Sweets
Configuration

Pointer

When Sweets moves the pointer automatically after keyboard-driven focus and workspace changes.

sweets.pointer{ ... } controls when Sweets moves the pointer automatically after a keyboard-driven focus or workspace change, so the cursor and keyboard focus stay together.

sweets.pointer({
  follow_focus = true,
  follow_focus_restore = true,
  follow_workspace = true,
  follow_new_window = true,
  hide_when_following = false,
})
KeyTypeDefaultDescription
follow_focusbooltrueMove the pointer onto a window when keyboard focus moves to it
follow_focus_restorebooltrueWhen following focus, restore the pointer to its last position on the window; set false to always center it
follow_workspacebooltrueRestore the pointer to its last position on the focused window after workspace switches (centering on it, or the output center, as fallbacks)
follow_new_windowbooltrueMove the pointer to newly opened windows (except the first window on an empty workspace)
hide_when_followingboolfalseHide the cursor after an automatic pointer move until real pointer input

hide_when_following

Only affects automatic pointer moves that are still enabled. Moving the mouse, clicking, or scrolling shows the cursor again.

follow_focus

When keyboard focus moves to a window and follow_focus_restore is on (the default), Sweets restores the pointer to where it last sat within that window. Each window remembers the pointer offset recorded when focus last left it with the pointer over it, so returning to a window puts the cursor back near the same spot (for example its top-right corner) instead of its center. Windows that have no remembered position yet, or that resized while unfocused, fall back to centering (clamped to the window).

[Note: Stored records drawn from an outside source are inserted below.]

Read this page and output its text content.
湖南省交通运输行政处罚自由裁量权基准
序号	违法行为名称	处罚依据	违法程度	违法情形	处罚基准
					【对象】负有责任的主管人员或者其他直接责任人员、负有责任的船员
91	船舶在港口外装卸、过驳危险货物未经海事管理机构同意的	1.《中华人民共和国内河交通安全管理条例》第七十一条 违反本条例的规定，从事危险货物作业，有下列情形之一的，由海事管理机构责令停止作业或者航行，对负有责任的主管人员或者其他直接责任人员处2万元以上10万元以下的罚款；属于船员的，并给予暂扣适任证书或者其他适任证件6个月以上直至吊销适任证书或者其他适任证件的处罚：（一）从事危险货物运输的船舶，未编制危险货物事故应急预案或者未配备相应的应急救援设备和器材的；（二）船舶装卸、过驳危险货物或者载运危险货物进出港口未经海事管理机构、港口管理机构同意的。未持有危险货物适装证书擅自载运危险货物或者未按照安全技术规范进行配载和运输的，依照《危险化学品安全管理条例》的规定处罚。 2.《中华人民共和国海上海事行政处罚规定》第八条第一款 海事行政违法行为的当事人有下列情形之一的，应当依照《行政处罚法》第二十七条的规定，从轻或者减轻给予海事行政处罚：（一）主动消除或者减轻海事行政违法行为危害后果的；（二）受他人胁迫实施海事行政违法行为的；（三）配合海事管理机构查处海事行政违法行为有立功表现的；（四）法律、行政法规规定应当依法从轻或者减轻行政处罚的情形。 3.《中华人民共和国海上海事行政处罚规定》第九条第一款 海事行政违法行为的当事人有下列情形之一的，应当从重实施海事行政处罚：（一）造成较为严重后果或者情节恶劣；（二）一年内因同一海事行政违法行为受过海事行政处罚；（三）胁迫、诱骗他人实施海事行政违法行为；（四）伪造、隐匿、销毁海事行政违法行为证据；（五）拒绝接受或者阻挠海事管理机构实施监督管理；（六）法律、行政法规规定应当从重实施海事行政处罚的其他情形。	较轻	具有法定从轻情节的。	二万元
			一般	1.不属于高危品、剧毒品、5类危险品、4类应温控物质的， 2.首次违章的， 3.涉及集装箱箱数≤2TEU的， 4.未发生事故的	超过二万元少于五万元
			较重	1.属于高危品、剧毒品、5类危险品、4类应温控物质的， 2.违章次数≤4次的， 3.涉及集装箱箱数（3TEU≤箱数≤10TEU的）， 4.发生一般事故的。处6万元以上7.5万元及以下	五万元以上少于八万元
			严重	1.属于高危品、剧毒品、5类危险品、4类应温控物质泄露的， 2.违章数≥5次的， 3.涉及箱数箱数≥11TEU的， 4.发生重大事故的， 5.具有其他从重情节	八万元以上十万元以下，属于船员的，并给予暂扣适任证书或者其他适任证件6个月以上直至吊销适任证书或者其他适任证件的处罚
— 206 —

Set follow_focus_restore = false to keep the older behavior, where focusing a window always moves the pointer to its center.

follow_new_window

The pointer is left in place for the very first window on an empty workspace, where a warp would feel unnecessary. It still follows windows that open alongside existing ones.

follow_workspace

Disabling follow_workspace only stops the cursor warp. Keyboard-driven workspace switches still make the selected output/workspace active, so newly spawned windows open there even when the pointer remains on another monitor. Real pointer input updates the active output back to the monitor under the cursor.

Switching to a workspace focuses the window you last used there (most recently focused), not always the master. With follow_workspace on, the pointer lands on that window so the cursor and keyboard focus stay together.

Sweets remembers where the pointer sat within the focused window when you left a workspace, and restores it to that spot when you return. If the pointer was not over the focused window, the window changed, or there is no remembered position, it falls back to centering on the focused window (or the output center on an empty workspace).